1. considère que l’accord proposé ne doit pas imposer indirectement l’harmonisation de la législation européenne sur le droit d’auteur, les brevets ou les marques et qu’il convient de respecter le principe de subsidiarité;
2. déclare que la Commission devrait immédiatement mettre à la disposition du public tous les documents relatifs aux négociations en cours;
3. estime que l’accord proposé ne doit pas imposer de restrictions à la procédure judiciaire ni affaiblir les droits fondamentaux tels que la liberté d’expression et le droit au respect de la vie privée;
4. souligne qu’une évaluation des risques économiques et d’innovation doit précéder l’introduction de sanctions pénales dans les cas où des mesures civiles sont déjà instaurées;
5. considère que les fournisseurs de services internet ne doivent pas être tenus responsables des données qu’ils transmettent ou hébergent par l’intermédiaire de leurs services dans une mesure qui impliquerait une surveillance préalable ou le filtrage de ces données;
6. signale que toute mesure visant à renforcer les compétences en termes de contrôle transfrontalier et de saisies de marchandises ne peut porter atteinte à l’accès à des médicaments légaux, abordables et sûrs à l’échelle mondiale;
7. charge son Président de transmettre la présente déclaration, accompagnée du nom des signataires, au Conseil et à la Commission, ainsi qu’aux parlements des États membres.
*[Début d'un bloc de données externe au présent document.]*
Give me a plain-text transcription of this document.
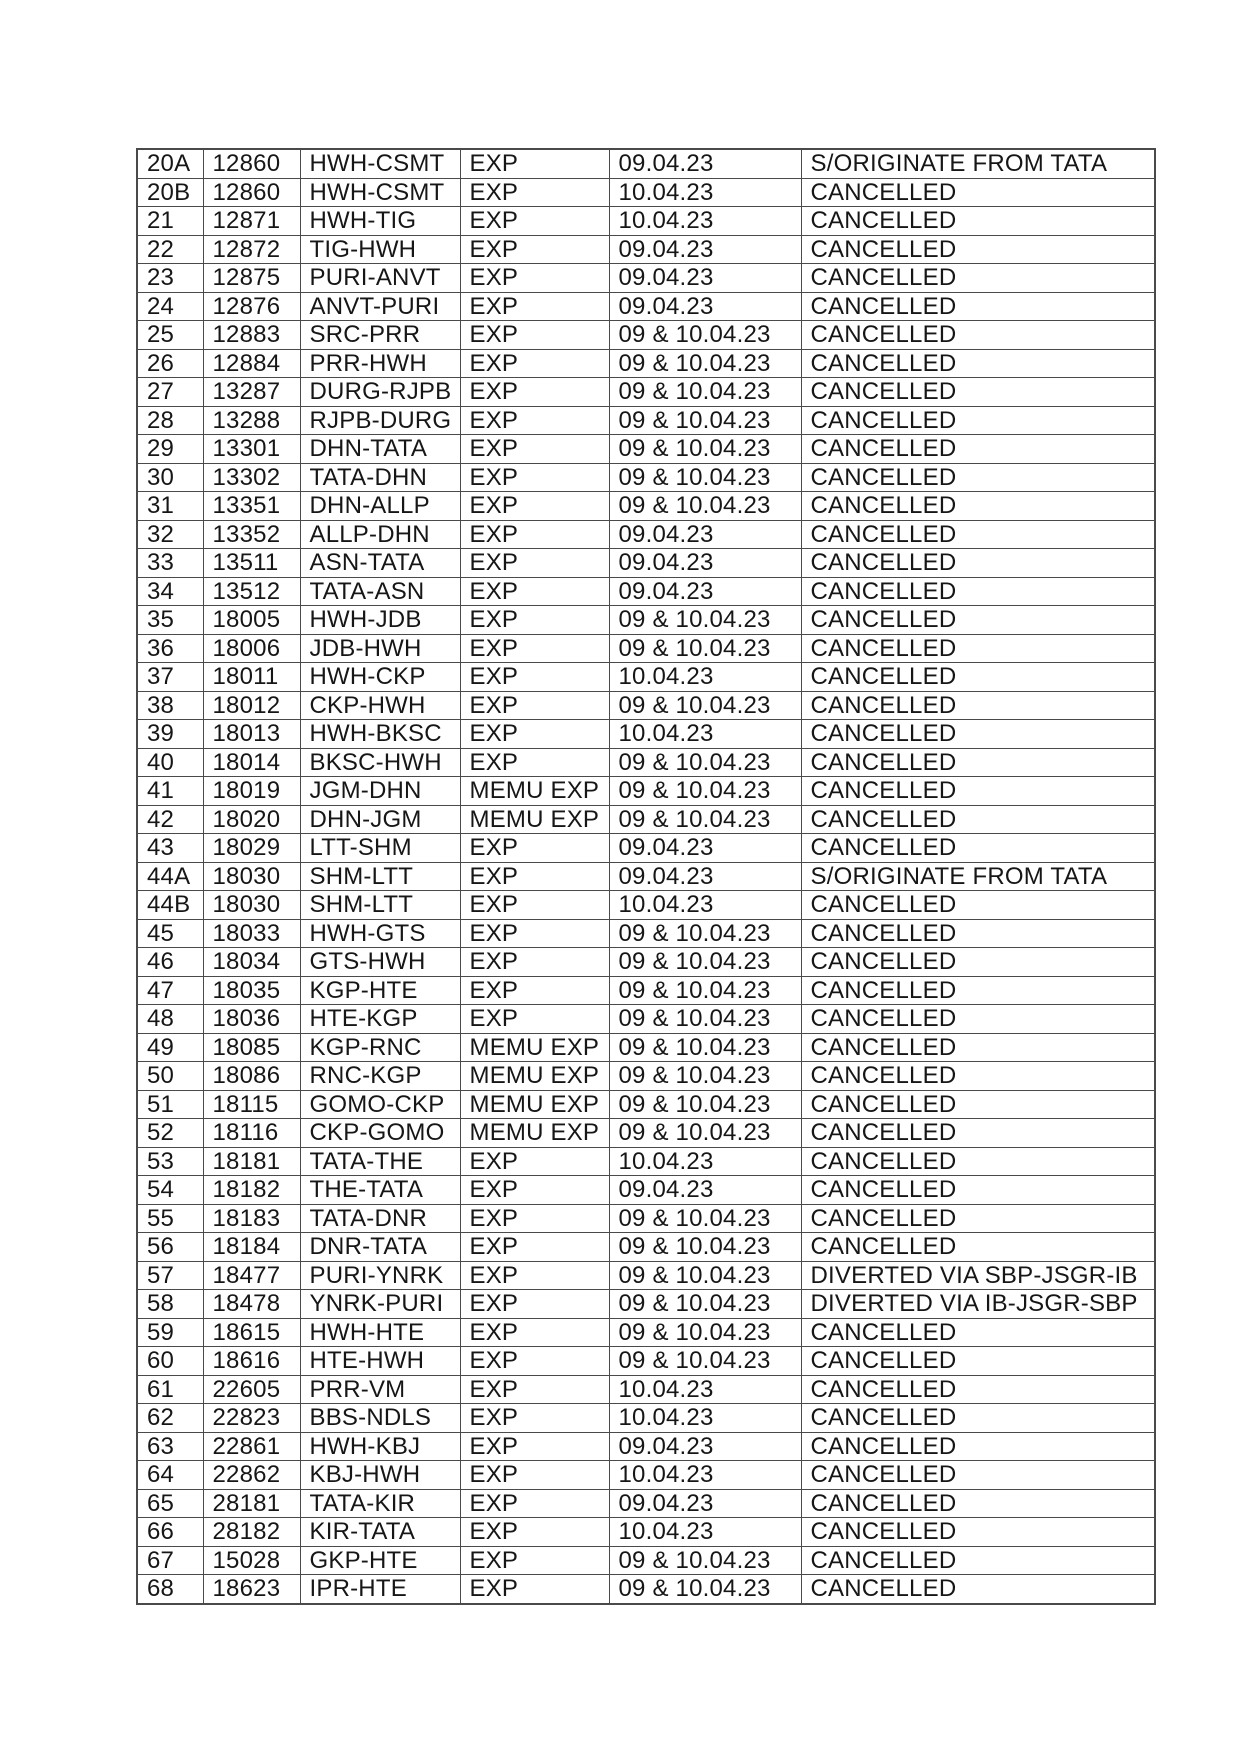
20A	12860	HWH-CSMT	EXP	09.04.23	S/ORIGINATE FROM TATA
20B	12860	HWH-CSMT	EXP	10.04.23	CANCELLED
21	12871	HWH-TIG	EXP	10.04.23	CANCELLED
22	12872	TIG-HWH	EXP	09.04.23	CANCELLED
23	12875	PURI-ANVT	EXP	09.04.23	CANCELLED
24	12876	ANVT-PURI	EXP	09.04.23	CANCELLED
25	12883	SRC-PRR	EXP	09 & 10.04.23	CANCELLED
26	12884	PRR-HWH	EXP	09 & 10.04.23	CANCELLED
27	13287	DURG-RJPB	EXP	09 & 10.04.23	CANCELLED
28	13288	RJPB-DURG	EXP	09 & 10.04.23	CANCELLED
29	13301	DHN-TATA	EXP	09 & 10.04.23	CANCELLED
30	13302	TATA-DHN	EXP	09 & 10.04.23	CANCELLED
31	13351	DHN-ALLP	EXP	09 & 10.04.23	CANCELLED
32	13352	ALLP-DHN	EXP	09.04.23	CANCELLED
33	13511	ASN-TATA	EXP	09.04.23	CANCELLED
34	13512	TATA-ASN	EXP	09.04.23	CANCELLED
35	18005	HWH-JDB	EXP	09 & 10.04.23	CANCELLED
36	18006	JDB-HWH	EXP	09 & 10.04.23	CANCELLED
37	18011	HWH-CKP	EXP	10.04.23	CANCELLED
38	18012	CKP-HWH	EXP	09 & 10.04.23	CANCELLED
39	18013	HWH-BKSC	EXP	10.04.23	CANCELLED
40	18014	BKSC-HWH	EXP	09 & 10.04.23	CANCELLED
41	18019	JGM-DHN	MEMU EXP	09 & 10.04.23	CANCELLED
42	18020	DHN-JGM	MEMU EXP	09 & 10.04.23	CANCELLED
43	18029	LTT-SHM	EXP	09.04.23	CANCELLED
44A	18030	SHM-LTT	EXP	09.04.23	S/ORIGINATE FROM TATA
44B	18030	SHM-LTT	EXP	10.04.23	CANCELLED
45	18033	HWH-GTS	EXP	09 & 10.04.23	CANCELLED
46	18034	GTS-HWH	EXP	09 & 10.04.23	CANCELLED
47	18035	KGP-HTE	EXP	09 & 10.04.23	CANCELLED
48	18036	HTE-KGP	EXP	09 & 10.04.23	CANCELLED
49	18085	KGP-RNC	MEMU EXP	09 & 10.04.23	CANCELLED
50	18086	RNC-KGP	MEMU EXP	09 & 10.04.23	CANCELLED
51	18115	GOMO-CKP	MEMU EXP	09 & 10.04.23	CANCELLED
52	18116	CKP-GOMO	MEMU EXP	09 & 10.04.23	CANCELLED
53	18181	TATA-THE	EXP	10.04.23	CANCELLED
54	18182	THE-TATA	EXP	09.04.23	CANCELLED
55	18183	TATA-DNR	EXP	09 & 10.04.23	CANCELLED
56	18184	DNR-TATA	EXP	09 & 10.04.23	CANCELLED
57	18477	PURI-YNRK	EXP	09 & 10.04.23	DIVERTED VIA SBP-JSGR-IB
58	18478	YNRK-PURI	EXP	09 & 10.04.23	DIVERTED VIA IB-JSGR-SBP
59	18615	HWH-HTE	EXP	09 & 10.04.23	CANCELLED
60	18616	HTE-HWH	EXP	09 & 10.04.23	CANCELLED
61	22605	PRR-VM	EXP	10.04.23	CANCELLED
62	22823	BBS-NDLS	EXP	10.04.23	CANCELLED
63	22861	HWH-KBJ	EXP	09.04.23	CANCELLED
64	22862	KBJ-HWH	EXP	10.04.23	CANCELLED
65	28181	TATA-KIR	EXP	09.04.23	CANCELLED
66	28182	KIR-TATA	EXP	10.04.23	CANCELLED
67	15028	GKP-HTE	EXP	09 & 10.04.23	CANCELLED
68	18623	IPR-HTE	EXP	09 & 10.04.23	CANCELLED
Il faut mettre en perspective cette déclaration en pleine période de vote du rapport Gallo qui fait bien tâche à côté de cette déclaration en affichant des recommandations pro HADOPI et acquises à la défense d’un copyright de manière aussi aveugle que dangereuse. Récemment repoussé pour la rentrée le rapport Gallo s’attaque à la responsabilité des FAI sur les contenus qui transitent sur leur réseau et dissimule mal ses multiples atteintes à la neutralité du net.